I sure hope I can get better and come on home to you and the family. I miss you all more than Winnie’s butter biscuits. But if I don’t make it out of this hospital, I hope you remember me kindly. Not as this run-down, sickly soldier, but as your uncle, holding you tight on the best horse I ever had.
I’ve got high hopes for you, so don’t let me down.
As ever, your devoted uncle, Jack Sinclair
I swallowed hard and then yelled at Charlie to pull up the legs of his trousers. My siblings were already soaked to the skin, but I couldn’t muster up much of a care. I pinched Uncle Jack’s letter so tightly between thumb and forefinger that I feared it would rip in the bullying wind, but I couldn’t put it away just yet.
The biggest regret of my life was that I never got to send Uncle Jack a book. He died before his last letter had even reached me.
It was awful to feature someone dying from dysentery, especially Uncle Jack, who probably came out of Grandma Marian’s womb with a grin on his face. I couldn’t ever remember him acting low-down.
Folks liked to comment on our similar dispositions and how they made us as close as any niece and uncle could be without it seem- ing sinful. His big hand on my head was a constant reminder of his need to father, and of my need to be parented. We knew this about each other, but never quite said so. It was just there, hover- ing between us as thick as the humidity on an Edenton noon in August, this paucity of attention from my own mama and daddy. We all lived in the same house, but Mama and Daddy made their true homes inside their minds, with the front doors closed to all but themselves.

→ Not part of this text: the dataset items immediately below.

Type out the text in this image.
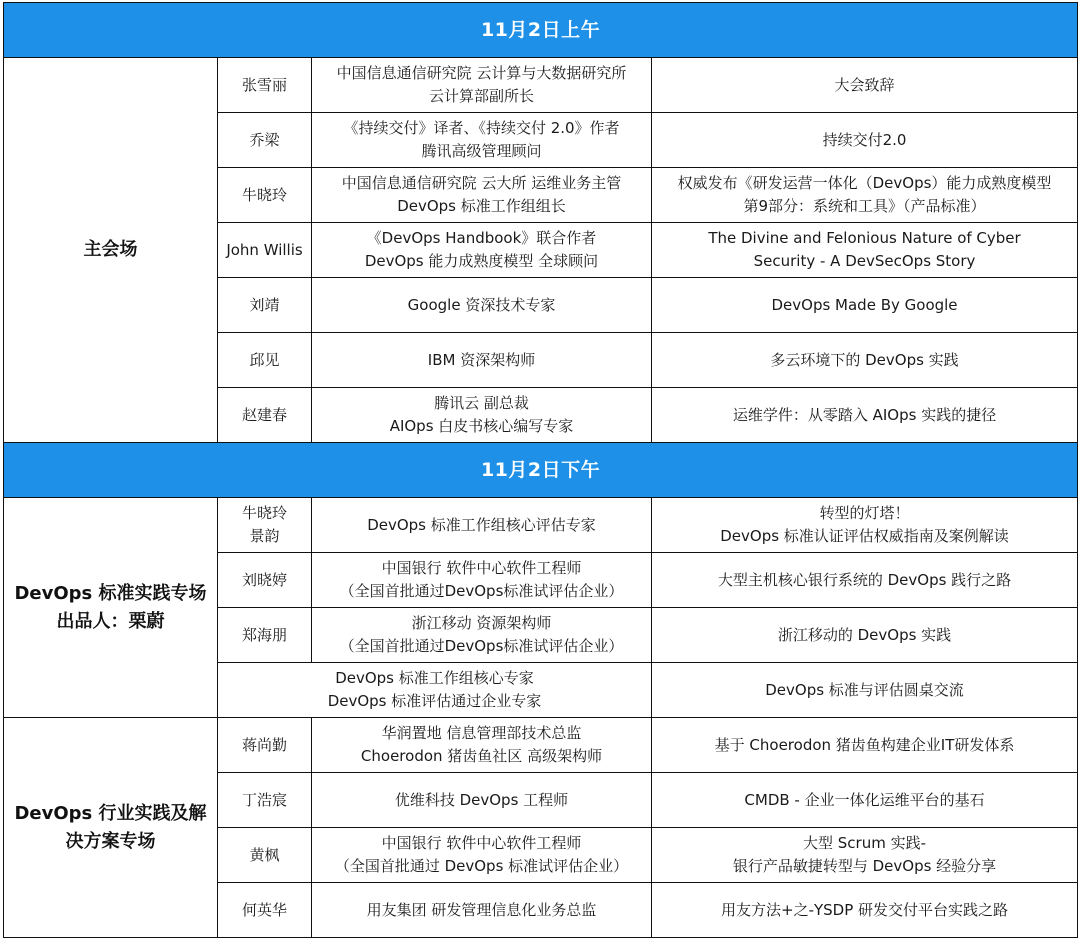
11月2日上午			

主会场	张雪丽	中国信息通信研究院 云计算与大数据研究所
云计算部副所长	大会致辞

	乔梁	《持续交付》译者、《持续交付 2.0》作者
腾讯高级管理顾问	持续交付2.0

	牛晓玲	中国信息通信研究院 云大所 运维业务主管
DevOps 标准工作组组长	权威发布《研发运营一体化（DevOps）能力成熟度模型
第9部分：系统和工具》（产品标准）

	John Willis	《DevOps Handbook》联合作者
DevOps 能力成熟度模型 全球顾问	The Divine and Felonious Nature of Cyber
Security - A DevSecOps Story

	刘靖	Google 资深技术专家	DevOps Made By Google

	邱见	IBM 资深架构师	多云环境下的 DevOps 实践

	赵建春	腾讯云 副总裁
AIOps 白皮书核心编写专家	运维学件：从零踏入 AIOps 实践的捷径

11月2日下午			

DevOps 标准实践专场
出品人：栗蔚	牛晓玲
景韵	DevOps 标准工作组核心评估专家	转型的灯塔！
DevOps 标准认证评估权威指南及案例解读

	刘晓婷	中国银行 软件中心软件工程师
（全国首批通过DevOps标准试评估企业）	大型主机核心银行系统的 DevOps 践行之路

	郑海朋	浙江移动 资源架构师
（全国首批通过DevOps标准试评估企业）	浙江移动的 DevOps 实践

	DevOps 标准工作组核心专家
DevOps 标准评估通过企业专家		DevOps 标准与评估圆桌交流

DevOps 行业实践及解
决方案专场	蒋尚勤	华润置地 信息管理部技术总监
Choerodon 猪齿鱼社区 高级架构师	基于 Choerodon 猪齿鱼构建企业IT研发体系

	丁浩宸	优维科技 DevOps 工程师	CMDB - 企业一体化运维平台的基石

	黄枫	中国银行 软件中心软件工程师
（全国首批通过 DevOps 标准试评估企业）	大型 Scrum 实践-
银行产品敏捷转型与 DevOps 经验分享

	何英华	用友集团 研发管理信息化业务总监	用友方法+之-YSDP 研发交付平台实践之路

In spite of this coldness, there was a spirit in me that seeked out the heat. I’d meander through the outbuildings to find my uncle, and the slaves would point him out to me with pity on their faces. Even they knew that I was starved for affection; even they knew that Uncle Jack would welcome his niece by pulling her onto his stallion with an easy tug on her reaching arm.
It didn’t feel wrong that I loved my uncle more than my own daddy. And when he died, I lost a father.